Le Sénat, réuni en séance plénière sous la direction de son président, le Dr Haroun Kabadi, s’est penché ce lundi sur les défis sécuritaires majeurs qui impactent le quotidien des citoyens tchadiens.
Interpellé par les élus sur la montée des tensions sociales et les problématiques de sécurité intérieure, le général de corps d’Armée Ali Ahmat Aghabache, ministre de la Sécurité publique et de l’Immigration, a présenté une analyse détaillée de la situation nationale. Ce débat parlementaire a permis d’aborder de front la recrudescence des heurts entre communautés dans plusieurs provinces du Tchad.
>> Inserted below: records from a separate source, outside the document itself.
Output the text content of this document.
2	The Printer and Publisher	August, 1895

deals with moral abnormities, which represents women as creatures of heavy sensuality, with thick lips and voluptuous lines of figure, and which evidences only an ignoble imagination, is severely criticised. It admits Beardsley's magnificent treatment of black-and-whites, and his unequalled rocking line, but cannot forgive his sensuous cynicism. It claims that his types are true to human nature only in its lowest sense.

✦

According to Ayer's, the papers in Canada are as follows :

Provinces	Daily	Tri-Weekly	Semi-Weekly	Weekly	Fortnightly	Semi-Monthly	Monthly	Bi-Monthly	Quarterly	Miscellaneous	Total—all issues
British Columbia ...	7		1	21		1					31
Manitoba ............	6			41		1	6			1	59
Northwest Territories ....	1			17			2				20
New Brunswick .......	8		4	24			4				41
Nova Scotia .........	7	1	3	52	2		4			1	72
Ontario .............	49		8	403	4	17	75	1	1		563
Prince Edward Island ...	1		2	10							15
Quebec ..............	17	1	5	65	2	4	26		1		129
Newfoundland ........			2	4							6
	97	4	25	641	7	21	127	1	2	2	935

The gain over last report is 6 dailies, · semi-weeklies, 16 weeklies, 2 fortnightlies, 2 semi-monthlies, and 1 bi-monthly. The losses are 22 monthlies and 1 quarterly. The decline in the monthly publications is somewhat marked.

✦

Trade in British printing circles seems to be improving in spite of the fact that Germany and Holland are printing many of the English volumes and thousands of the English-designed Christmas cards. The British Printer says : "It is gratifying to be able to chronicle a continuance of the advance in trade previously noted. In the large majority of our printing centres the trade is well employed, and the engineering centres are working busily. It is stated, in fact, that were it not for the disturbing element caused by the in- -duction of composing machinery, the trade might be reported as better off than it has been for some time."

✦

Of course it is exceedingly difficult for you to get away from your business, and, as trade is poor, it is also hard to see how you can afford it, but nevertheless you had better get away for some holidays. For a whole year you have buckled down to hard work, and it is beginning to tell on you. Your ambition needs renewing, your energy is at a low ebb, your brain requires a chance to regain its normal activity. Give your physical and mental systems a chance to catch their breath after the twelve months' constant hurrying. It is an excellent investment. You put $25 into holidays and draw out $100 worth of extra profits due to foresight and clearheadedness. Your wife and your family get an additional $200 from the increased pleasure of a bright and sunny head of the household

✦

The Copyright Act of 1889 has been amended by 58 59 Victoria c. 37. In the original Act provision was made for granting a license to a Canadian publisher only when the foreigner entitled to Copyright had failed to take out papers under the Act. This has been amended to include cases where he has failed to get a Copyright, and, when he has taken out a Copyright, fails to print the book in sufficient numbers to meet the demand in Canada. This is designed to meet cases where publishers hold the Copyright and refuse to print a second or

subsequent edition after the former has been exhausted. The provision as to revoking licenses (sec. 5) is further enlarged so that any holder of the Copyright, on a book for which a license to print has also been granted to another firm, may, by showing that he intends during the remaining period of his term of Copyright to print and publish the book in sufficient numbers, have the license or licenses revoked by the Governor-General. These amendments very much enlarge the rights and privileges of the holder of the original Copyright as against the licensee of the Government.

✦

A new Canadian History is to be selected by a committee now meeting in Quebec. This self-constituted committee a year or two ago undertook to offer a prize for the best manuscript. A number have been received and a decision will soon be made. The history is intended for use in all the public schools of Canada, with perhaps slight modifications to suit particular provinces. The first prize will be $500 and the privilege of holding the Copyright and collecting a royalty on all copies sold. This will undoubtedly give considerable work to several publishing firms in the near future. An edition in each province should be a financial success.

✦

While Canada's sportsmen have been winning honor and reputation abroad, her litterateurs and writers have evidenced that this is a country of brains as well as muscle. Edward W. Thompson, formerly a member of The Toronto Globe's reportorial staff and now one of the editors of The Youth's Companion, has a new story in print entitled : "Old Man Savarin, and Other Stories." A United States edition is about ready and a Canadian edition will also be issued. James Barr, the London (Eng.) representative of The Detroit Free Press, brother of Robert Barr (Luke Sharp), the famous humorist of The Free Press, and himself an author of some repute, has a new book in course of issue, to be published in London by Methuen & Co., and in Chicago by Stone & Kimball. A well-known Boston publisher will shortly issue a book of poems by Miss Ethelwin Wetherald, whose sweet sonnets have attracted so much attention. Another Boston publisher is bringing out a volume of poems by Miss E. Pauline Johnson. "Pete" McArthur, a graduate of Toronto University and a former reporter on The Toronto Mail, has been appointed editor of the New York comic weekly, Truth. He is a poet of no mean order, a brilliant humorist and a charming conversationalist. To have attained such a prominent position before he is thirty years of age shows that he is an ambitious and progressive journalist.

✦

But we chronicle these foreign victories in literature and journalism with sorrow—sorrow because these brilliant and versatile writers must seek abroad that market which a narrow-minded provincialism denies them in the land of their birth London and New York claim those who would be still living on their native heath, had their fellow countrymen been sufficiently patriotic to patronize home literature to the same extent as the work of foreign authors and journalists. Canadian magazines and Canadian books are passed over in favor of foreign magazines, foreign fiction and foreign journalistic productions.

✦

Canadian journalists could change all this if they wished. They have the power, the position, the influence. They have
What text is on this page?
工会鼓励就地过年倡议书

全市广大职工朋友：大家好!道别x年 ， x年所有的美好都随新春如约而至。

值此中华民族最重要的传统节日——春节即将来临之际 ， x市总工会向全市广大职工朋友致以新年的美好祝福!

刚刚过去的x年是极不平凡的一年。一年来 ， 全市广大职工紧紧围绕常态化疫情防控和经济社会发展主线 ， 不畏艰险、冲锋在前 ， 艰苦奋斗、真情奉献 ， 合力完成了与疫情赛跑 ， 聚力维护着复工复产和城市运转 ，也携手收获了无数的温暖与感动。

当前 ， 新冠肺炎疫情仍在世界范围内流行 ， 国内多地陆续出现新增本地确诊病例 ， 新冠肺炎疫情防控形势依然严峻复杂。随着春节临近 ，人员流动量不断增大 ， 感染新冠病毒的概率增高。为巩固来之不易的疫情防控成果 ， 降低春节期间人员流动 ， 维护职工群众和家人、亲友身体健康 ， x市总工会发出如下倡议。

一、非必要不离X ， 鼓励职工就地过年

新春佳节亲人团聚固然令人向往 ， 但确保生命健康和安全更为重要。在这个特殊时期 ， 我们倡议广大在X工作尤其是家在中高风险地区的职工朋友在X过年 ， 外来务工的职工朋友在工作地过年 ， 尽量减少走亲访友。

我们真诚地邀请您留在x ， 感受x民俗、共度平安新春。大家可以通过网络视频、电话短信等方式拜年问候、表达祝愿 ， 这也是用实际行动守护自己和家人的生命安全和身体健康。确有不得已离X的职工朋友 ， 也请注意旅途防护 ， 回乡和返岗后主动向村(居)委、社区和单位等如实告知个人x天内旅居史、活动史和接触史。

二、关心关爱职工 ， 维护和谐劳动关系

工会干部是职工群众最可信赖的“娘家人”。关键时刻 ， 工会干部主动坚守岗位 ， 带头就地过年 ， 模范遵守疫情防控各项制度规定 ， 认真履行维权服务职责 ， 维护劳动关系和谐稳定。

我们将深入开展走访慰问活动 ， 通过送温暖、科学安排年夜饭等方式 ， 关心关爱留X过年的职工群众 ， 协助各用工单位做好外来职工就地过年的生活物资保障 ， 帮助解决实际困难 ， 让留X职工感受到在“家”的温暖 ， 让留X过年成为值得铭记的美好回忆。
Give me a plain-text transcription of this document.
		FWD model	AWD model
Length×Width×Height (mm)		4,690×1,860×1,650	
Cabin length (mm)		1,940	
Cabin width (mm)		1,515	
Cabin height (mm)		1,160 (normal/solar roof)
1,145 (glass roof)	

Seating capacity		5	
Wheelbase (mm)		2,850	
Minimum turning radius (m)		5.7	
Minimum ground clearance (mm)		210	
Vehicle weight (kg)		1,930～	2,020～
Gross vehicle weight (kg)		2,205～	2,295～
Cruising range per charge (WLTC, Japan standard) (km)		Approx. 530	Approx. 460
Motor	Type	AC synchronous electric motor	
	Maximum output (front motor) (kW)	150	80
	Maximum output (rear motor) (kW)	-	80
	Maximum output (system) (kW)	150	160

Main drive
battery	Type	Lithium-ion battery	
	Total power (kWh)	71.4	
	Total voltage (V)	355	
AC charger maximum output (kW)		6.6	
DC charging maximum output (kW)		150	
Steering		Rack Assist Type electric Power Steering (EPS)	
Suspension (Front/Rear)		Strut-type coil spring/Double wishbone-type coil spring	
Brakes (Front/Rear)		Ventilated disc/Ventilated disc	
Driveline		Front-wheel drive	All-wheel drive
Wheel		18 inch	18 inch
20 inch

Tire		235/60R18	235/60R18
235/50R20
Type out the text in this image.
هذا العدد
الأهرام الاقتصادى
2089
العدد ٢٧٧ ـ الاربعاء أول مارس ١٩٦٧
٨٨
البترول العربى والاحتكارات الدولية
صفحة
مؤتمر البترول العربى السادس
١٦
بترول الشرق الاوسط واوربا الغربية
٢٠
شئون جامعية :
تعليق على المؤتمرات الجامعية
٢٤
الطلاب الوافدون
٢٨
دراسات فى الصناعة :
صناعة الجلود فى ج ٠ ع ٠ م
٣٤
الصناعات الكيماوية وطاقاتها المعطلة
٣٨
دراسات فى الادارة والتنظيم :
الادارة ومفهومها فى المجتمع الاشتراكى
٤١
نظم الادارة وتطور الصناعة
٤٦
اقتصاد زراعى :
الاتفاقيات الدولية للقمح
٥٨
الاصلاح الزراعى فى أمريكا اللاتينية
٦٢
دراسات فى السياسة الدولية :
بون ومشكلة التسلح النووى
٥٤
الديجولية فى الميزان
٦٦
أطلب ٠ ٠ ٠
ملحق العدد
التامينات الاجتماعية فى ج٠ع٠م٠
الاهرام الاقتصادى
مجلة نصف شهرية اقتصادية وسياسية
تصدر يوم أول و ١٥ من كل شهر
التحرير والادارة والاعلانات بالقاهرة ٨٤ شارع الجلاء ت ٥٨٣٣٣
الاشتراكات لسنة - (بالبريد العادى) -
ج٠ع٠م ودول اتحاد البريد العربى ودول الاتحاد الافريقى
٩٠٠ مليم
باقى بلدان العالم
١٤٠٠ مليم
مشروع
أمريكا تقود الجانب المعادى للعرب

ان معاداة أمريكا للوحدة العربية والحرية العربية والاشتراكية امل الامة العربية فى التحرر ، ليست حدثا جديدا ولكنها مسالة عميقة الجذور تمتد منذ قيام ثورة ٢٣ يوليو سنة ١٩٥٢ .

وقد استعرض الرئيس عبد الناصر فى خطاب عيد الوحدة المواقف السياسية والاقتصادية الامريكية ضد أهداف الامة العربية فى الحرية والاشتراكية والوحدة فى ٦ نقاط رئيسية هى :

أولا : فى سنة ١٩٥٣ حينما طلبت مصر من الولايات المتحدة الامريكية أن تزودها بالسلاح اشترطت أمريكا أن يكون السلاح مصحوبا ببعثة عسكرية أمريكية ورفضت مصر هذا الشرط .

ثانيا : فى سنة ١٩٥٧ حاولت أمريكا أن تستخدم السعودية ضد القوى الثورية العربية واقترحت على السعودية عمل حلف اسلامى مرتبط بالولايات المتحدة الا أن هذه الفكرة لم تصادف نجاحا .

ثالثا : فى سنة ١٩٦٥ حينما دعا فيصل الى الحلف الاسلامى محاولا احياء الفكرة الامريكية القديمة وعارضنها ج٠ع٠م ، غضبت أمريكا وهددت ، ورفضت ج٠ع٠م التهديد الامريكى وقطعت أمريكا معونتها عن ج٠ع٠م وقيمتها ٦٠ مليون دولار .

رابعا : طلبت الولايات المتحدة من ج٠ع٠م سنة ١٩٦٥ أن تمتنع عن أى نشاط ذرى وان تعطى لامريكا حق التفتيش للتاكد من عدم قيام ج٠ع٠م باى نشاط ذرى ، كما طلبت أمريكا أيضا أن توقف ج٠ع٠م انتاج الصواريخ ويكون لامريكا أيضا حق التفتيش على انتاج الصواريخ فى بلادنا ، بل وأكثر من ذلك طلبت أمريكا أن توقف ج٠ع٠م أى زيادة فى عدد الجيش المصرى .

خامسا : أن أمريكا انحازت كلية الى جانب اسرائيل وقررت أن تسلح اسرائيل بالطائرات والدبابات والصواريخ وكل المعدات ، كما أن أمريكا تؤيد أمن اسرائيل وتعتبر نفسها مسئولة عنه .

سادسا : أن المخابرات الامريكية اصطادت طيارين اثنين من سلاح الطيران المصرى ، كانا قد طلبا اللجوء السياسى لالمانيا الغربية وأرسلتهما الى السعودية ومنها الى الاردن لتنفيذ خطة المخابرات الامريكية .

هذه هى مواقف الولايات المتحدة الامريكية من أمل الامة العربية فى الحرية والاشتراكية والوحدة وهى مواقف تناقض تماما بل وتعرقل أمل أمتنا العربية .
Un bilan humain et social préoccupant
Lors de son intervention, le ministre a dévoilé des statistiques alarmantes illustrant la gravité de la crise. Entre 2024 et 2025, les affrontements intercommunautaires ont tragiquement coûté la vie à 318 personnes et engendré 3 015 blessés. Au-delà de ce lourd tribut humain, ces crises provoquent des dommages matériels considérables, déstabilisant durablement l’économie locale et la cohésion nationale.
Ali Ahmat Aghabache a souligné que ce phénomène constitue un frein majeur au développement du pays, fragilisant l’équilibre social et la sérénité des territoires concernés.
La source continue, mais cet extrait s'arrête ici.